Synthesis of Ultralight and Porous Magnetic g-C3N4/g-Carbon Foams with Excellent Electromagnetic Wave (EMW) Absorption Performance and Their Application as a Reinforcing Agent for 3D Printing EMW Absorbers

Herein, magnetic g-C3N4/g-carbon foams (CNFs) are fabricated via impregnating the as-prepared melamine–formaldehyde (MF) foams in iron acetylacetone (Fe­(acac)3) N,N-dimethylformamide (DMF) solutions with different concentrations followed by in situ pyrolysis. The corresponding electromagnetic wave (EMW) absorption behaviors are investigated. CNFs display solid 3D foam architectures with narrow and smooth skeletons, which consist of graphitic C3N4/carbon and CFe15.1. The in situ as-synthesized α-Fe, Fe3O4, and Fe3C particles are dispersed on the skeleton surface. With the increase of Fe elemental content, the EMW absorption performance of CNFs is enhanced.
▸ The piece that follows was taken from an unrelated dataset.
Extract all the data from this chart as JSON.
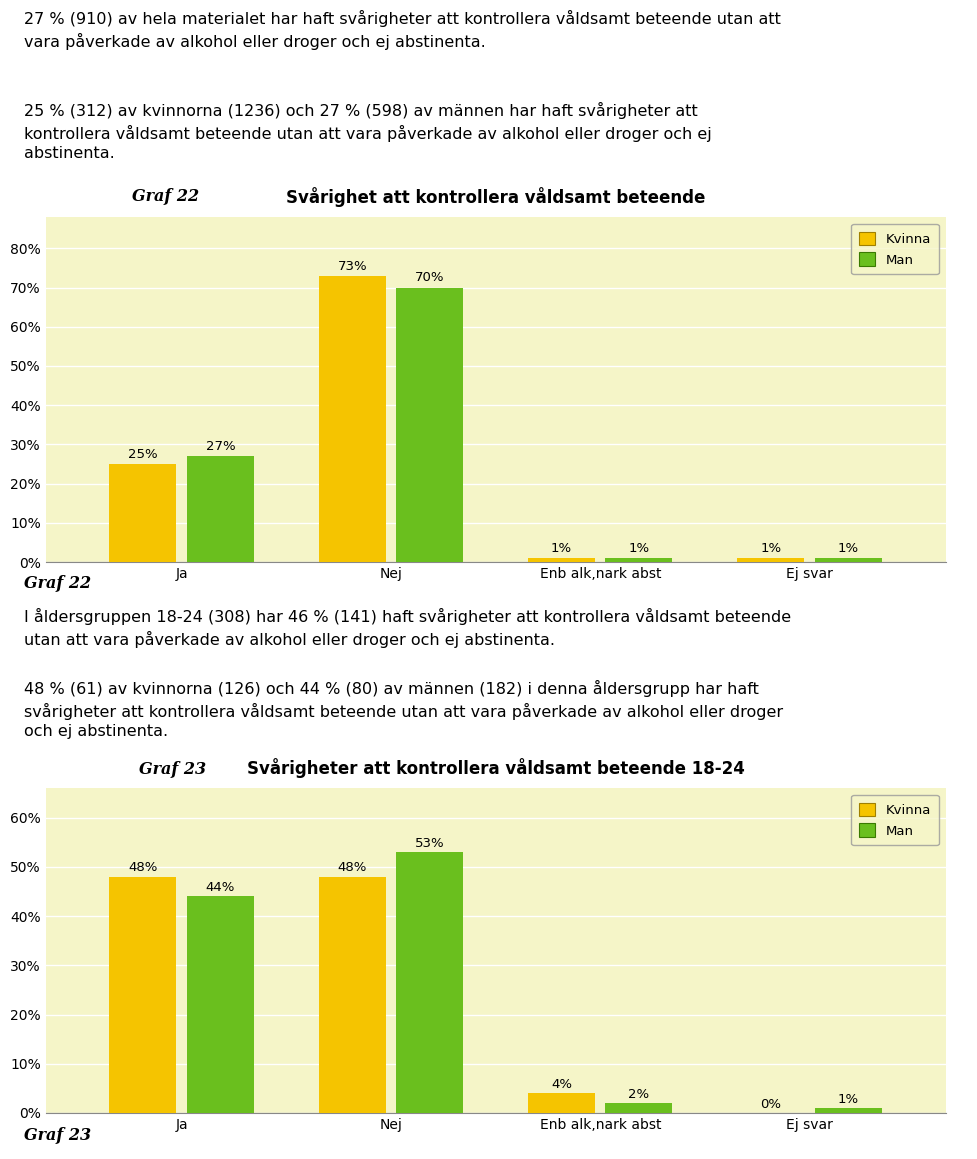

Among them, the minimum reflection loss value of CNF-3 is as low as −52.17 dB, with a matching thickness (tm) of 4.25 mm and a broad effective absorbing bandwidth of 9.37 GHz. Besides, CNF-3 exhibits potential simultaneously effective absorption performance from the X-band to the Ku-band. This superior absorption behavior is attributed to Maxwell–Wagner–Sillars polarization, residual loss effect, enriched interface polarization effect, and macroporous structures. Further research studies demonstrate the potential application of CNF-3 as a reinforcing agent for PCL-based 3D printing EMW absorbers with improved mechanical properties. The corresponding EMW absorption matching frequency can be adjusted by the number of 3D printing layers.